Laptops are another big category of products being sold in the market. Usually, individuals, not families, buy them. So this is a category where you should make sure you buy something that’s right for you. Laptop prices do dip in the festive season, but not as much as home theatres or TVs.

Bundle deals mostly include accessories that you may or may not need—USB extension cords, mice, a flash drive or, if you’re “lucky", a colour printer. However, remember that although it may sound good to get a free printer, you might end up spending a lot more because of your “free" gift. We’ve noticed that the cheaper printers which are bundled usually have the highest running costs, and since most printer manufacturers now make their money through the cartridges you buy, it makes sense to give away cheap printers with just about anything.

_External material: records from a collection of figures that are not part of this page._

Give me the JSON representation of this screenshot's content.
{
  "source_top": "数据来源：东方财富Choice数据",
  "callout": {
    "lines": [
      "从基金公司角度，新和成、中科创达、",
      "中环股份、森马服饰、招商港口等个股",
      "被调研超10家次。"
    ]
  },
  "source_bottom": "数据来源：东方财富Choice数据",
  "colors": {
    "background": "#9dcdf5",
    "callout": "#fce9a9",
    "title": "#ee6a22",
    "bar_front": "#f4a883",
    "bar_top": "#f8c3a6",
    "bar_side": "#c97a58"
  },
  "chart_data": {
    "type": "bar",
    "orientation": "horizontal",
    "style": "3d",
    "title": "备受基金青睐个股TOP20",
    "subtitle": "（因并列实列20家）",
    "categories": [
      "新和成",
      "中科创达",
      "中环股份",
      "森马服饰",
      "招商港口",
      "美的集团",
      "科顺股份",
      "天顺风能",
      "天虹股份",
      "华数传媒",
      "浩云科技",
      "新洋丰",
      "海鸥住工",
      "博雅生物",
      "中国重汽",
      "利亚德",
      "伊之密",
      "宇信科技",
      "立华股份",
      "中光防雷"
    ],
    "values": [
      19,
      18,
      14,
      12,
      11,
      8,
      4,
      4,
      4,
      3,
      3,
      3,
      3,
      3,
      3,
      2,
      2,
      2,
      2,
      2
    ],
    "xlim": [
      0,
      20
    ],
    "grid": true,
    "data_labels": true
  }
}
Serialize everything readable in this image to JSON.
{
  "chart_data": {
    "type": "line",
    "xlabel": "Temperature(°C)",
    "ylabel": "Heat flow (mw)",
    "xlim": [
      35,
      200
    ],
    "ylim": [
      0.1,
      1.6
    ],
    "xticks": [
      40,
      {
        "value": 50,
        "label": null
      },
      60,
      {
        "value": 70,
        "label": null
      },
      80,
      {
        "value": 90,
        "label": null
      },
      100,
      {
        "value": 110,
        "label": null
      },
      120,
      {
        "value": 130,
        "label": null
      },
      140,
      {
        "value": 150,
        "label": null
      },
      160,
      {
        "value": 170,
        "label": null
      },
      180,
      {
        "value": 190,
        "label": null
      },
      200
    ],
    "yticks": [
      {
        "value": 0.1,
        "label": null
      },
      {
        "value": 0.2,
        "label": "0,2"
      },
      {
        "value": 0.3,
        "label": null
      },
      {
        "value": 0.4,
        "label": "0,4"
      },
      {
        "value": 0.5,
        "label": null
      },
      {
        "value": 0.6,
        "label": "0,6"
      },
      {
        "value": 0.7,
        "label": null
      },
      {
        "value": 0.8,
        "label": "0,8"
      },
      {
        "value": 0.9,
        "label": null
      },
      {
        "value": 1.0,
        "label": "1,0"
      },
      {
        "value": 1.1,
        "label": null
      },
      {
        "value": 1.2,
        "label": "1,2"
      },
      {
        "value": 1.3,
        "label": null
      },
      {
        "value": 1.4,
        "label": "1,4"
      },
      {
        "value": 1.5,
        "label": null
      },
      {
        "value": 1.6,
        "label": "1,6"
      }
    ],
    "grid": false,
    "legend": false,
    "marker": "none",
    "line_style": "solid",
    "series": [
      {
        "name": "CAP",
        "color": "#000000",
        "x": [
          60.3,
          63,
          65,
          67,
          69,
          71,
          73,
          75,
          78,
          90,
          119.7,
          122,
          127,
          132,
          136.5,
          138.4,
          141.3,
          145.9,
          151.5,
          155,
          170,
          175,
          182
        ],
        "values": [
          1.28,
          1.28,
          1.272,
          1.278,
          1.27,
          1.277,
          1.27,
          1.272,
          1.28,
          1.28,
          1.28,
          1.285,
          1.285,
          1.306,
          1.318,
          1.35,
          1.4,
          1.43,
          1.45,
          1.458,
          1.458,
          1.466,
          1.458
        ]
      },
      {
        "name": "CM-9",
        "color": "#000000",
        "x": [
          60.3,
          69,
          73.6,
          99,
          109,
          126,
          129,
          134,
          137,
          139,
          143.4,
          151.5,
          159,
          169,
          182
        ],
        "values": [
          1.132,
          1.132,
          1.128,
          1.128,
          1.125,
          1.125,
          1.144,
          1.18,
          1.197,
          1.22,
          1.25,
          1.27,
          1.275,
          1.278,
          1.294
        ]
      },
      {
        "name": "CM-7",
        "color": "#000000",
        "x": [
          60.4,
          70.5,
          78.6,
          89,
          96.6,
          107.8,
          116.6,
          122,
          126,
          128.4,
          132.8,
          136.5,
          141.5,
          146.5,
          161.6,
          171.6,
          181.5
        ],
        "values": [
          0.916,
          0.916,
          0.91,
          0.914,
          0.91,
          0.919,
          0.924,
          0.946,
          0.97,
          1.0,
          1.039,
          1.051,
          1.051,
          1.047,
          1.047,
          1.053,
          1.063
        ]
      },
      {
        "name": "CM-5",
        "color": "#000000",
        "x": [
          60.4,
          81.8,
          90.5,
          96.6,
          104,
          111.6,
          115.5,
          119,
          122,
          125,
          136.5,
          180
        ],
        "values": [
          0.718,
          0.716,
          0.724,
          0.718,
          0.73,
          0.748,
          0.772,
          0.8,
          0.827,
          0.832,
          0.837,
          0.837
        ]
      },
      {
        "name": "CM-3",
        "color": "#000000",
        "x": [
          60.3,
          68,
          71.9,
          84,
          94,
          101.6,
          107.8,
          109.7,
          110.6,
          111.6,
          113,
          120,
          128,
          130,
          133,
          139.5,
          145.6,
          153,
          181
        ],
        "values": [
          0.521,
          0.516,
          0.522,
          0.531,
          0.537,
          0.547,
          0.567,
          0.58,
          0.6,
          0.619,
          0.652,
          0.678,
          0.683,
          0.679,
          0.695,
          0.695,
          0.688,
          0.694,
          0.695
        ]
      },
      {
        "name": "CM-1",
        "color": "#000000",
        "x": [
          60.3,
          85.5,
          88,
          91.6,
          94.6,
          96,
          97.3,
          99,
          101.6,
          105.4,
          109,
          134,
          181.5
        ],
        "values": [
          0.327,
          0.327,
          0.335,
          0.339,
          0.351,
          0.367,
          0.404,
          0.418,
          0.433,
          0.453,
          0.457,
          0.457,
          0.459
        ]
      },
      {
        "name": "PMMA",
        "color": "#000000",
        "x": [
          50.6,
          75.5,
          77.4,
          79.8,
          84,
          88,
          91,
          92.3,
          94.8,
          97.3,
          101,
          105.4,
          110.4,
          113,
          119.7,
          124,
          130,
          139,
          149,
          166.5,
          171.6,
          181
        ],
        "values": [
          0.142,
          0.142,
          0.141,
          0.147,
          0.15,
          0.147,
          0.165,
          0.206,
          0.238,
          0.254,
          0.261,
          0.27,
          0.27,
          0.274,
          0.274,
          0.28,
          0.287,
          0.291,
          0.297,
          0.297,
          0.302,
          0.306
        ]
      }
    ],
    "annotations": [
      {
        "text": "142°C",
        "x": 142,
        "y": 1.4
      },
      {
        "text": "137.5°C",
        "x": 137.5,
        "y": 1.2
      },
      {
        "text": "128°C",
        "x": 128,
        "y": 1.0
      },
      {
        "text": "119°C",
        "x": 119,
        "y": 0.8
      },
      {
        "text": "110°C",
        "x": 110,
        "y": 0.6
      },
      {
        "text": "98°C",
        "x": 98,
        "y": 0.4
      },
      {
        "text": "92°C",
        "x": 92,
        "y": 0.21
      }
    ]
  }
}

As for the other goodies, the USB cord, mouse and accessories that may be offered are rarely worth more than a few hundred rupees, so don’t base your buying decision on them.

Exchange Offers

Some of the offers in the market today might have something to do with exchanging older products and getting new ones in their place. Of course, you’ll have to pay a big chunk of the new product’s price. There’s a possibility that you will end up spending more or less the same amount as the new product. Look for at least a 20% reduction in the retail price before opting for an exchange. If not, you’ll most likely be giving away your old product for free and getting the new product for the usual MOP (market operating price) you’d pay anyway.

Daily Online Deals

If you are tired of waiting for deals, there are a few sites online that regularly have these. One of the more relevant ones is Bindaas Bargain (www.bindaasbargain.com). The site has new products with discounts being put up every day. Not all of their products are consumer electronics, but every couple of days you’ll find DVD players, Bluetooth headsets, phones , etc, being sold. Similarly, Loot More (www.lootmore. com) offers deals on electronics and PC peripherals. The prices are more or less the same as in retail, but you get free shipping on most of the products. 123Loot (www.123loot.com) is a similar site which has quite a few cameras, speakers, phones, storage drives and other PC and laptop accessories being sold regularly.